Solving Native Memory Leaks in Mobile Apps
Article Summary
Sid Rathi from Expedia Group debugged a production nightmare: KStream apps dying in an endless OOM loop. The culprit? A single unclosed iterator eating native memory.
Expedia engineers faced a vicious cycle where Kafka Streams applications kept crashing from out-of-memory errors. New instances would spin up, rebalance, then fail again within minutes. The leak wasn't in heap memory, making it exceptionally hard to diagnose.
Key Takeaways
- Scaling horizontally made the problem worse: memory jumped 5 to 10GB in 50 minutes
- RocksDB state store iterators were never closed, leaking native memory via OS page cache
- Fix was simple: wrap iterator in try-with-resources to auto-close after use
- Docker memory usage stabilized completely after deploying the one-line fix
An unclosed RocksDB iterator caused unbounded native memory growth that horizontal scaling couldn't solve, but proper resource management with try-with-resources fixed permanently.
About This Article
Sid Rathi's KStream application kept crashing with OOM errors in production.

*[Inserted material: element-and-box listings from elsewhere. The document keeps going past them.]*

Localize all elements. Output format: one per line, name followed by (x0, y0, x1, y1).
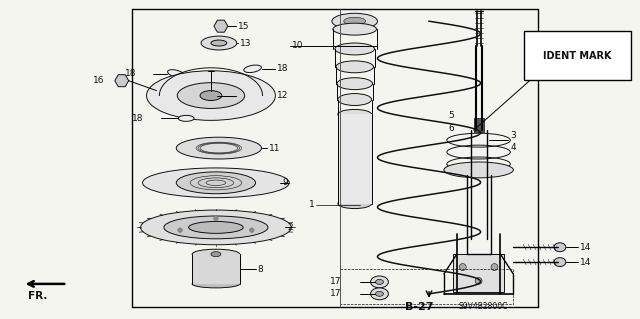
Text: 10: 10 (292, 41, 304, 50)
Ellipse shape (338, 93, 372, 106)
Ellipse shape (376, 279, 383, 285)
Ellipse shape (371, 288, 388, 300)
Ellipse shape (176, 172, 255, 194)
Ellipse shape (168, 70, 185, 78)
Ellipse shape (444, 162, 513, 178)
Ellipse shape (177, 83, 244, 108)
FancyBboxPatch shape (453, 254, 504, 292)
Ellipse shape (338, 109, 372, 119)
Text: 14: 14 (580, 243, 591, 252)
Text: 5: 5 (448, 111, 454, 120)
Text: 11: 11 (269, 144, 281, 152)
Circle shape (475, 278, 482, 285)
Ellipse shape (200, 91, 222, 100)
Ellipse shape (192, 249, 240, 259)
Ellipse shape (344, 17, 365, 25)
Ellipse shape (335, 43, 374, 55)
Text: 17: 17 (330, 278, 342, 286)
Ellipse shape (371, 276, 388, 288)
Text: 1: 1 (309, 200, 315, 209)
Text: 3: 3 (510, 131, 516, 140)
Ellipse shape (337, 78, 372, 90)
Text: 6: 6 (448, 124, 454, 133)
Circle shape (178, 228, 182, 232)
Text: 18: 18 (132, 114, 143, 123)
Ellipse shape (376, 291, 383, 296)
Ellipse shape (164, 216, 268, 239)
Text: 15: 15 (237, 22, 249, 31)
Ellipse shape (554, 258, 566, 267)
Text: 4: 4 (510, 143, 516, 152)
Text: 17: 17 (330, 289, 342, 298)
Ellipse shape (211, 252, 221, 257)
Circle shape (214, 217, 218, 220)
Ellipse shape (192, 280, 240, 288)
Text: 9: 9 (282, 178, 288, 187)
Text: 2: 2 (287, 223, 293, 232)
Ellipse shape (211, 40, 227, 46)
Ellipse shape (336, 61, 374, 73)
Ellipse shape (143, 168, 289, 198)
Ellipse shape (141, 210, 291, 245)
Text: 18: 18 (125, 69, 136, 78)
Text: FR.: FR. (28, 291, 47, 301)
Text: 13: 13 (240, 39, 252, 48)
FancyBboxPatch shape (192, 254, 240, 284)
Ellipse shape (554, 243, 566, 252)
Ellipse shape (201, 36, 237, 50)
Ellipse shape (332, 13, 378, 29)
Ellipse shape (333, 23, 376, 35)
Text: 16: 16 (93, 76, 105, 85)
Text: S9V4B2800C: S9V4B2800C (459, 302, 508, 311)
Circle shape (491, 263, 498, 271)
Circle shape (460, 263, 466, 271)
Ellipse shape (176, 137, 262, 159)
FancyBboxPatch shape (474, 118, 484, 132)
FancyBboxPatch shape (338, 115, 372, 204)
Text: 18: 18 (277, 64, 289, 73)
Circle shape (250, 228, 253, 232)
Text: 14: 14 (580, 258, 591, 267)
Ellipse shape (179, 115, 194, 121)
Text: 8: 8 (257, 264, 263, 273)
Ellipse shape (147, 71, 275, 120)
Ellipse shape (338, 199, 372, 209)
Text: IDENT MARK: IDENT MARK (543, 51, 612, 61)
Text: 12: 12 (277, 91, 289, 100)
Text: B-27: B-27 (405, 302, 433, 312)
Ellipse shape (244, 65, 261, 72)
Ellipse shape (189, 221, 243, 234)
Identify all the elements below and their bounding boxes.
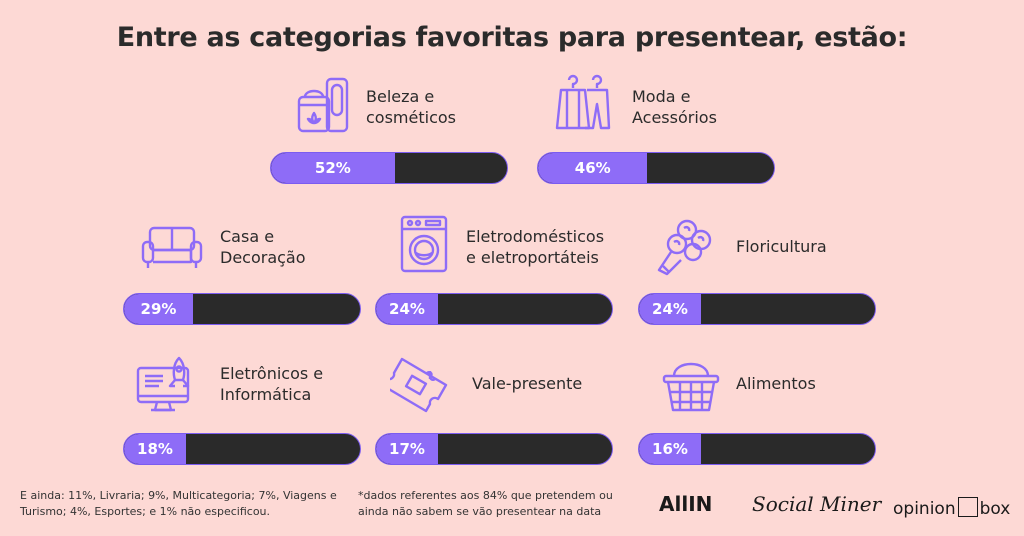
washing-machine-icon bbox=[398, 213, 450, 280]
category-label: Moda e Acessórios bbox=[632, 87, 717, 127]
category-label: Casa e Decoração bbox=[220, 227, 306, 267]
chart-title: Entre as categorias favoritas para prese… bbox=[116, 22, 908, 53]
footnote-other-categories: E ainda: 11%, Livraria; 9%, Multicategor… bbox=[20, 489, 337, 518]
bar-track: 46% bbox=[537, 152, 775, 184]
bar-value-label: 18% bbox=[137, 440, 173, 458]
bar-fill: 18% bbox=[124, 434, 186, 464]
bar-value-label: 24% bbox=[652, 300, 688, 318]
bar-value-label: 29% bbox=[140, 300, 177, 318]
socialminer-logo: Social Miner bbox=[752, 492, 882, 516]
bar-track: 16% bbox=[638, 433, 876, 465]
flower-bouquet-icon bbox=[655, 216, 717, 283]
category-label: Beleza e cosméticos bbox=[366, 87, 456, 127]
bar-value-label: 17% bbox=[389, 440, 425, 458]
bar-fill: 29% bbox=[124, 294, 194, 324]
footnote-data-scope: *dados referentes aos 84% que pretendem … bbox=[358, 489, 613, 518]
bar-track: 17% bbox=[375, 433, 613, 465]
gift-voucher-icon bbox=[380, 355, 452, 422]
bar-fill: 24% bbox=[639, 294, 701, 324]
sofa-icon bbox=[140, 222, 204, 277]
bar-value-label: 52% bbox=[314, 159, 351, 177]
computer-icon bbox=[135, 356, 197, 423]
category-label: Eletrônicos e Informática bbox=[220, 364, 324, 404]
bar-value-label: 24% bbox=[389, 300, 425, 318]
bar-track: 24% bbox=[375, 293, 613, 325]
clothes-hanger-icon bbox=[553, 72, 615, 139]
category-label: Eletrodomésticos e eletroportáteis bbox=[466, 227, 605, 267]
bar-value-label: 46% bbox=[574, 159, 611, 177]
bar-track: 52% bbox=[270, 152, 508, 184]
category-label: Floricultura bbox=[736, 237, 827, 256]
bar-fill: 17% bbox=[376, 434, 438, 464]
bar-value-label: 16% bbox=[652, 440, 688, 458]
bar-fill: 52% bbox=[271, 153, 395, 183]
category-label: Vale-presente bbox=[472, 374, 583, 393]
cosmetics-icon bbox=[293, 75, 355, 142]
category-label: Alimentos bbox=[736, 374, 816, 393]
bar-fill: 46% bbox=[538, 153, 648, 183]
bar-track: 29% bbox=[123, 293, 361, 325]
bar-fill: 24% bbox=[376, 294, 438, 324]
allin-logo: AllIN bbox=[659, 492, 713, 516]
opinionbox-logo: opinion box bbox=[893, 497, 1011, 519]
basket-icon bbox=[660, 356, 722, 423]
bar-track: 24% bbox=[638, 293, 876, 325]
bar-track: 18% bbox=[123, 433, 361, 465]
bar-fill: 16% bbox=[639, 434, 701, 464]
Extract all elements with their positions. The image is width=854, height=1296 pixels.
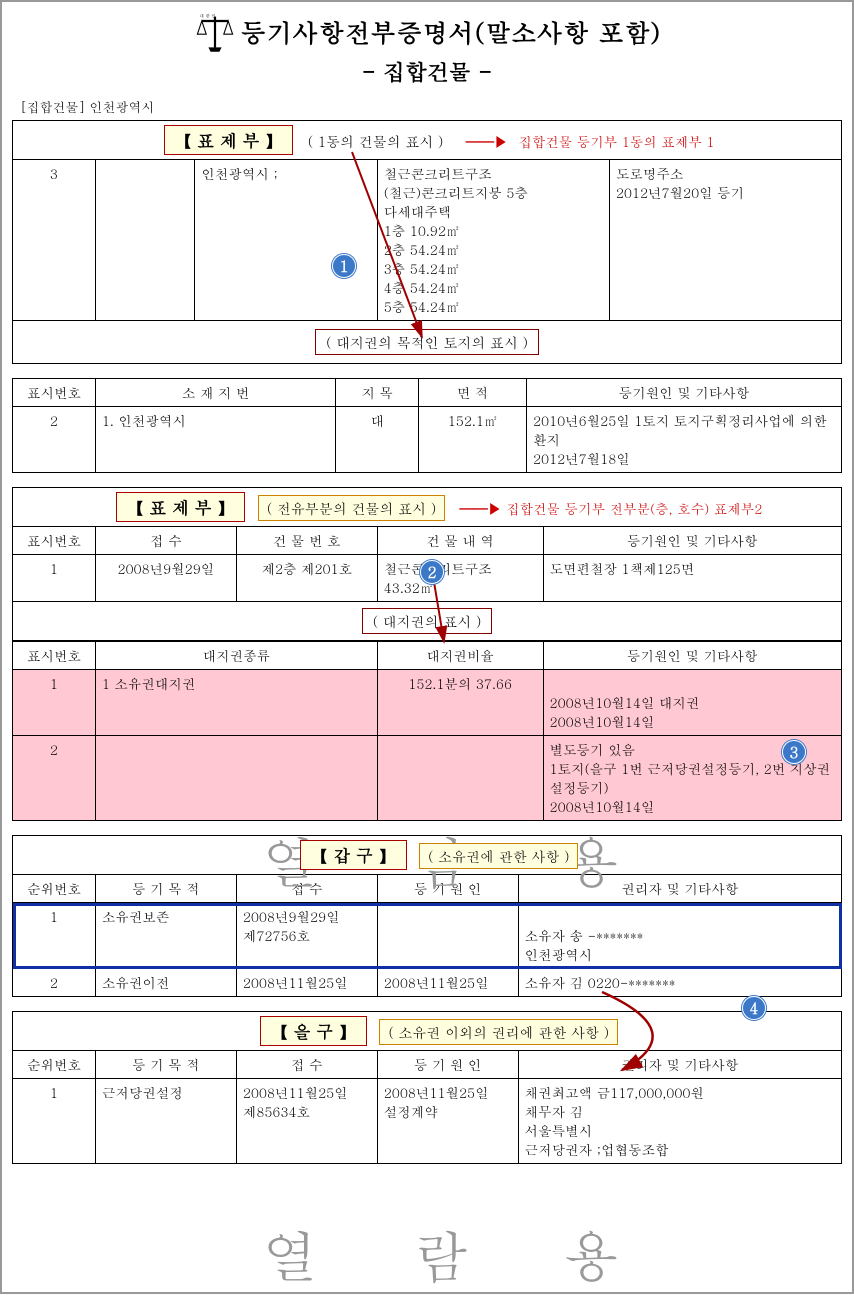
lr-h1: 표시번호	[13, 642, 96, 670]
e1c3: 2008년11월25일 제85634호	[236, 1079, 377, 1164]
badge-2: 2	[420, 560, 444, 584]
lr1-c2: 1 소유권대지권	[95, 670, 377, 736]
s2h3: 건 물 번 호	[236, 527, 377, 555]
s2c2: 2008년9월29일	[95, 555, 236, 602]
badge-4: 4	[742, 996, 766, 1020]
lr2-c2	[95, 736, 377, 821]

Docker host memory was growing over time even though the JVM heap stayed constant, which pointed to a native memory leak outside the heap.
Rathi used YourKit profiler to compare memory snapshots taken at different times. He found that RocksDB state store iterators were never being closed. This caused native memory to grow without limit as the OS page cache buffered compressed data blocks.
After wrapping the iterator in try-with-resources to auto-close it, docker memory usage stayed flat over time. The application stopped losing containers to OOM errors. This ended the rebalancing cycle that had been causing problems before.